A '40s-set, prattle-of-the-sexes rom-com that tips its fedora to Double Indemnity and His Girl Friday, Jade Scorpion stars Allen as CW Briggs, top investigator at a New York insurance firm. Helen Hunt's brusque `efficiency expert', newly hired by big boss Dan Aykroyd, is the thorn in his side.
So far, so much repartee. Then the duo are hypnotised to fall in love by stage performer Voltan (Allen regular David Ogden Stiers). Thing is, the sneaky old mesmerist never deprograms them, later sending them back under and having them steal stashes of priceless jewels...
Faultlessly designed, costumed and shot to rustle up '40s New York, Woody's 31st film is at its best when he and Hunt are trading put-downs. "I wouldn't kiss you if we were marooned on a desert island for 20 years," she says. "We'd never be marooned for 20 years," fizzes the reply. "I'd make a bow and arrow and kill you."

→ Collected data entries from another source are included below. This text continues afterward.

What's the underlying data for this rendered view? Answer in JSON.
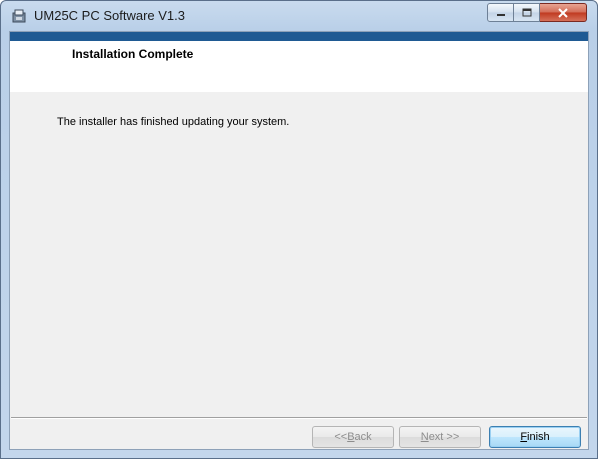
{
  "window": {
    "title": "UM25C PC Software V1.3",
    "icon": "installer-disk-icon"
  },
  "caption_buttons": {
    "minimize_icon": "minimize-icon",
    "maximize_icon": "maximize-icon",
    "close_icon": "close-icon"
  },
  "banner": {
    "heading": "Installation Complete",
    "stripe_color": "#1f5a93"
  },
  "body": {
    "message": "The installer has finished updating your system."
  },
  "buttons": {
    "back": {
      "prefix": "<< ",
      "mnemonic": "B",
      "rest": "ack",
      "enabled": false
    },
    "next": {
      "mnemonic": "N",
      "rest": "ext >>",
      "enabled": false
    },
    "finish": {
      "mnemonic": "F",
      "rest": "inish",
      "enabled": true
    }
  }
}
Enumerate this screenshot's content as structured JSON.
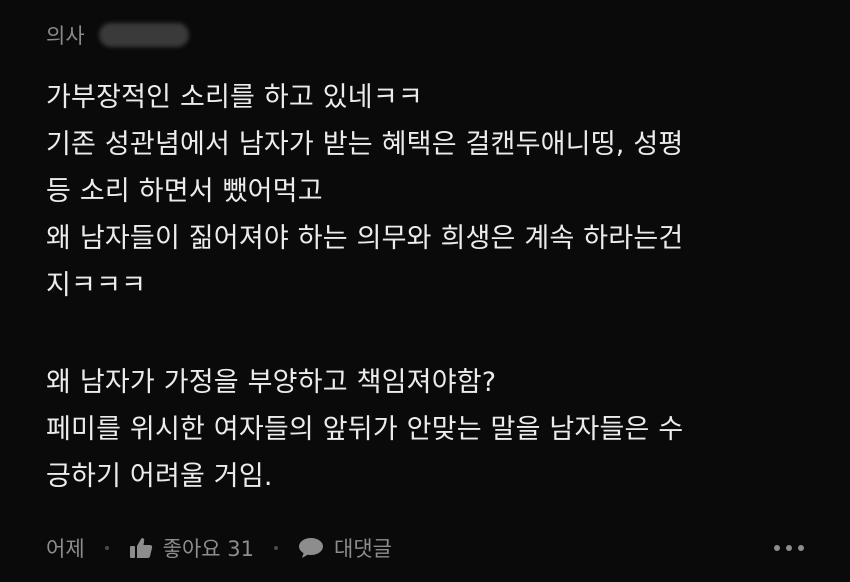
{
  "comment": {
    "author": "의사",
    "paragraphs": [
      {
        "lines": [
          "가부장적인 소리를 하고 있네ㅋㅋ",
          "기존 성관념에서 남자가 받는 혜택은 걸캔두애니띵, 성평",
          "등 소리 하면서 뺐어먹고",
          "왜 남자들이 짊어져야 하는 의무와 희생은 계속 하라는건",
          "지ㅋㅋㅋ"
        ]
      },
      {
        "lines": [
          "왜 남자가 가정을 부양하고 책임져야함?",
          "페미를 위시한 여자들의 앞뒤가 안맞는 말을 남자들은 수",
          "긍하기 어려울 거임."
        ]
      }
    ],
    "footer": {
      "time": "어제",
      "like_label": "좋아요 31",
      "reply_label": "대댓글"
    },
    "icons": {
      "like": "thumbs-up-icon",
      "reply": "speech-bubble-icon",
      "more": "more-icon"
    }
  },
  "colors": {
    "background": "#0a0a0a",
    "text": "#ececec",
    "muted": "#8d8d8d"
  }
}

Less successful is Allen's determination to turn Charlize Theron's seductress Laura Kensington into an extended visual gag ("Tonight, Matthew, I'm Lauren Bacall!"). Or the painfully unfunny hypno-heist scenes. Or Woody's attempts to stir up some sexual chemistry, poor old Helen Hunt being caught between the ageing quipster and the widening Aykroyd.
A long way from being vintage Woody, then, but there's just enough merriment to make it worth popping the cork.